Maybe it was God's not-so-subtle warning to Notre Dame's Touchdown Jesus, or perhaps it was just a coincidence. Either way, 270 miles south of South Bend, Indiana, a 60-foot tall statue of Jesus Christ burned to the ground after being struck by lightning during a thunderstorm.
Monroe, Ohio had been home to the "King of Kings" statue -- nicknamed "Touchdown Jesus" -- since 2004, but police say that a lightning strike set the structure aflame shortly after 11 PM ET Monday.

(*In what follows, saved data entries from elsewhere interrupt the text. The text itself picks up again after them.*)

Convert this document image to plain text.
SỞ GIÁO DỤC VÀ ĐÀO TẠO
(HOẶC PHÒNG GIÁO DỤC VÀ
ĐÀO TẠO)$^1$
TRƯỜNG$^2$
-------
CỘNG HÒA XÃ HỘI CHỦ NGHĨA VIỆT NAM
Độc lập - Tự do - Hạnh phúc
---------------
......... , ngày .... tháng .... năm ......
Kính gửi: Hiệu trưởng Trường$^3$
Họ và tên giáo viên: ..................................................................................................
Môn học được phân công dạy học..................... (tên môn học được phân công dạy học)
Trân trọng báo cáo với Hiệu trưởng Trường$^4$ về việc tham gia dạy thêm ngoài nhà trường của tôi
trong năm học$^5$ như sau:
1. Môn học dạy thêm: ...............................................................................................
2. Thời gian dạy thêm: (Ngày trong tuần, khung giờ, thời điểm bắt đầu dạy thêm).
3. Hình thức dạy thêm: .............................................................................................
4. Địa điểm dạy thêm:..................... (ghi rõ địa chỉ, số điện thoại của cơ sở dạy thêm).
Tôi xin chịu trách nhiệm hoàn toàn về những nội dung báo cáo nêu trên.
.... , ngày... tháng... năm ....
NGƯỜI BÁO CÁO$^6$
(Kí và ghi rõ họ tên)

More from the Associated Press:
The sculpture, 62 feet tall and 40 feet wide at the base, showed Jesus from the torso up and was nicknamed Touchdown Jesus because of the way his arms were raised, as though reaching out to catch a football. It was made of plastic foam and fiberglass over a steel frame, which is all that remained early Tuesday. ...I'm guessing Charlie Weis is somehow responsible.
Travelers on Interstate 75 often were startled to come upon the huge statue by the roadside, but many said America needs more symbols like it. So many people stopped at the church campus that church officials had to build a walkway to accommodate them.
The 4,000-member, nondenominational church was founded by former horse trader Lawrence Bishop and his wife. Bishop said in 2004 he was trying to help people, not impress them, with the statue. He said his wife proposed the Jesus figure as a beacon of hope and salvation and they spent about $250,000 to finance it.